Competing ideologies suggest that the marriage of convenience will be short-lived. Nevertheless, it risks alienating the few remaining officials in the NDP and military willing to dialogue with ElBaradei's movement. The NAC's relationship with Egyptian security forces has been strained since the group issued a series of derisive statements on Egypt's Gaza border policy, reportedly under the influence of a cadre of ex- Kefaya supporters.
For this and many other reasons, ElBaradei's presidential bid is an exceedingly long shot. Even if he were to set aside his reticence to campaign as a politician in a hostile and deliberately depoliticized system, Egypt's Emergency Law would likely bar ElBaradei from formally running, as would the constitution's convoluted candidacy requirements.

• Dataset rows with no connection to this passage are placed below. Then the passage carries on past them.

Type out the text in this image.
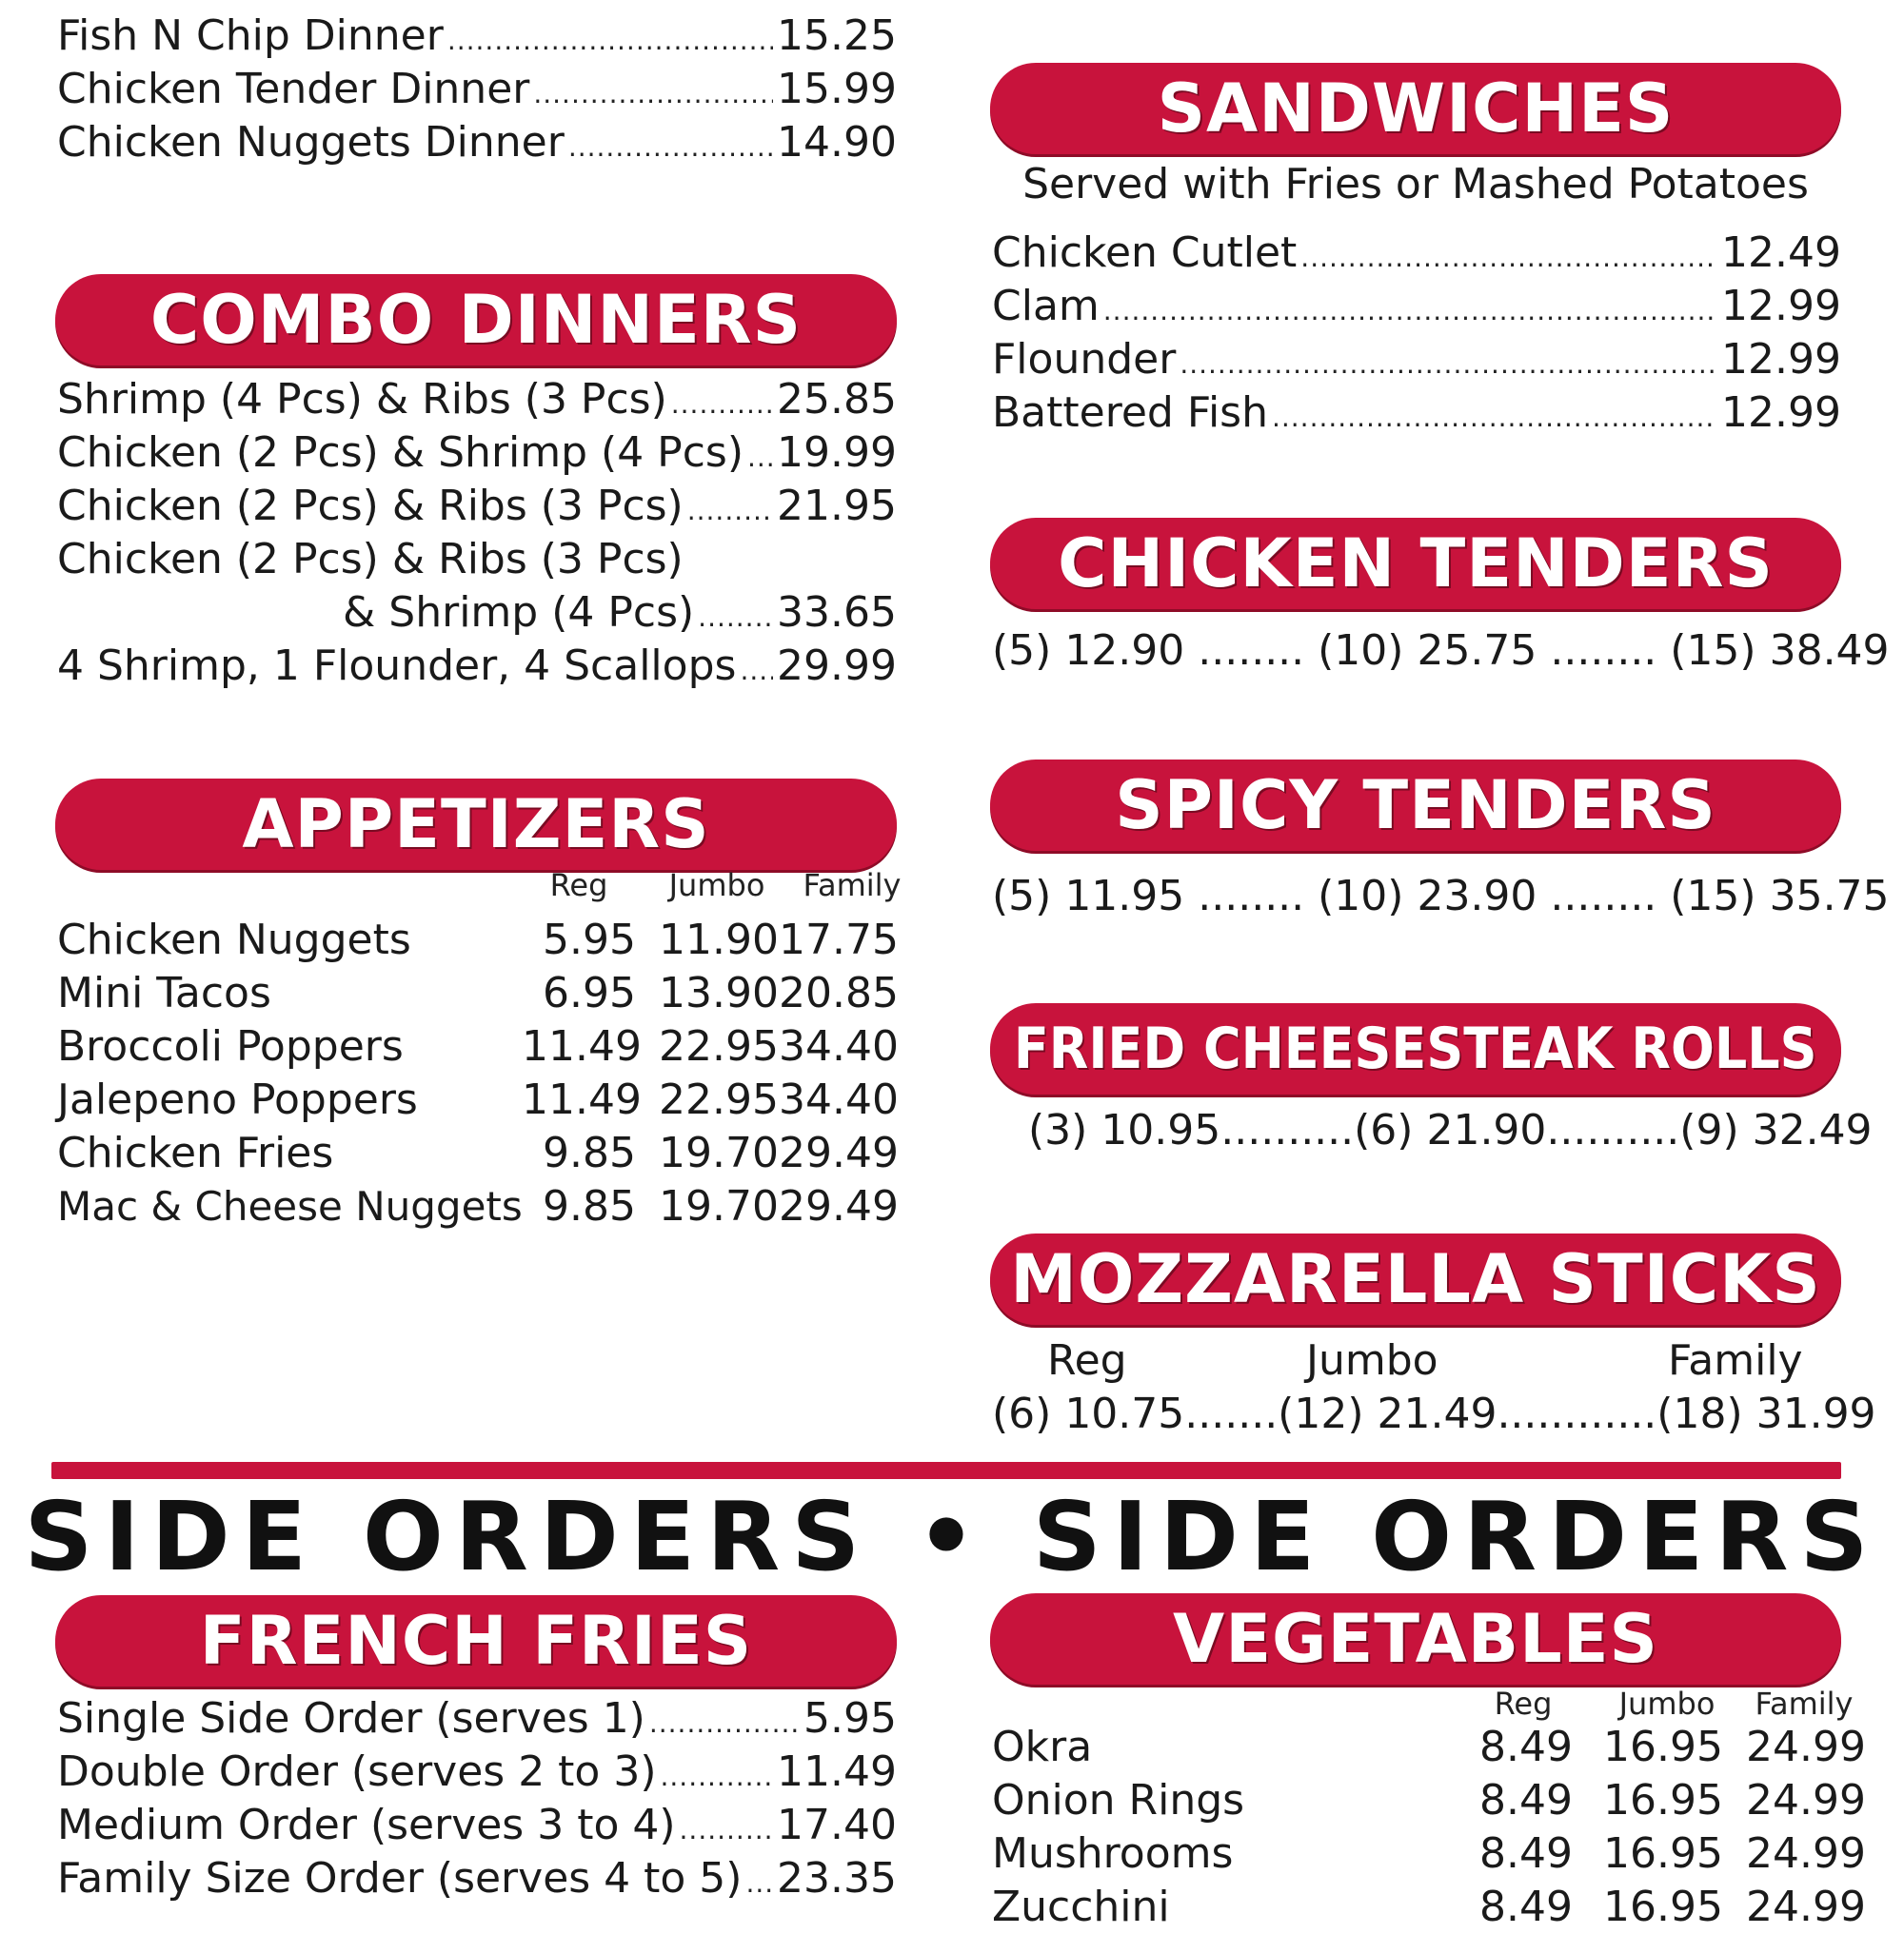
Fish N Chip Dinner .....	15.25
Chicken Tender Dinner .....	15.99
Chicken Nuggets Dinner .....	14.90
COMBO DINNERS
Shrimp (4 Pcs) & Ribs (3 Pcs) .....	25.85
Chicken (2 Pcs) & Shrimp (4 Pcs) ..... 19.99
Chicken (2 Pcs) & Ribs (3 Pcs) ..... 21.95
Chicken (2 Pcs) & Ribs (3 Pcs)
& Shrimp (4 Pcs) ..... 33.65
4 Shrimp, 1 Flounder, 4 Scallops ..... 29.99
APPETIZERS
Reg	Jumbo	Family
Chicken Nuggets	5.95 11.90 17.75
Mini Tacos	6.95 13.90 20.85
Broccoli Poppers	11.49 22.95 34.40
Jalepeno Poppers 11.49 22.95 34.40
Chicken Fries	9.85 19.70 29.49
Mac & Cheese Nuggets 9.85 19.70 29.49
FRENCH FRIES
Single Side Order (serves 1) .....	5.95
Double Order (serves 2 to 3) .....	11.49
Medium Order (serves 3 to 4) ..... 17.40
Family Size Order (serves 4 to 5) ..... 23.35
SANDWICHES
Served with Fries or Mashed Potatoes
Chicken Cutlet .....	12.49
Clam .....	12.99
Flounder .....	12.99
Battered Fish .....	12.99
CHICKEN TENDERS
(5) 12.90 ........ (10) 25.75 ........ (15) 38.49
SPICY TENDERS
(5) 11.95 ........ (10) 23.90 ........ (15) 35.75
FRIED CHEESESTEAK ROLLS
(3) 10.95..........(6) 21.90..........(9) 32.49
MOZZARELLA STICKS
Reg	Jumbo	Family
(6) 10.75.......(12) 21.49............(18) 31.99
VEGETABLES
Reg	Jumbo	Family
Okra	8.49 16.95 24.99
Onion Rings	8.49 16.95 24.99
Mushrooms	8.49 16.95 24.99
Zucchini	8.49 16.95 24.99
SIDE ORDERS • SIDE ORDERS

Perhaps seeking to avoid the treatment of Ayman Nour after his el-Ghad party was granted license in October 2004, ElBaradei has said he would run for president only if the constitution were changed to permit fair competition from independent candidates. Article 76 currently prohibits individuals who have not occupied a senior leadership position in a political party for a year from running for president, making it almost impossible for an independent to get on the ballot.
But Mubarak has little incentive to acquiesce to demands for the removal of restrictions that play an important role in the regime's political war against the Muslim Brotherhood. And even if the regime is convinced of the need to liberalize the political arena, it is by no means clear that the former IAEA chief is capable of passing electoral muster. ElBaradei's absence from Egyptian politics since the late 1970s has deprived him of a reliable constituency. He has no grassroots or vanguard organization to work with, and there are few indicators of support outside of Cairo and a number of scattered expatriate communities in the United States and the Gulf region. While it's true that groups of online ElBaradei activists reach into the tens of thousands, it has yet to be proven that domestic support can be rallied for demonstrations anywhere near the scale of the April 6 youth-movement protests of 2008.
Whether or not ElBaradei has yet made the realistic assessment that competing directly against Hosni Mubarak is a losing battle, the question of Egypt's political future is exceedingly unlikely to be decided anywhere but within the inner regime. In any case, a president with the vague policies and unsustainably disparate support that characterize ElBaradei's embryonic movement could seriously destabilize Egypt.
But by pushing for credible reform as an independent and as-yet-undomesticated member of the opposition, ElBaradei can move beyond the current hype and provide a non-ideological opposition rallying point as Egypt considers its post-Mubarak future.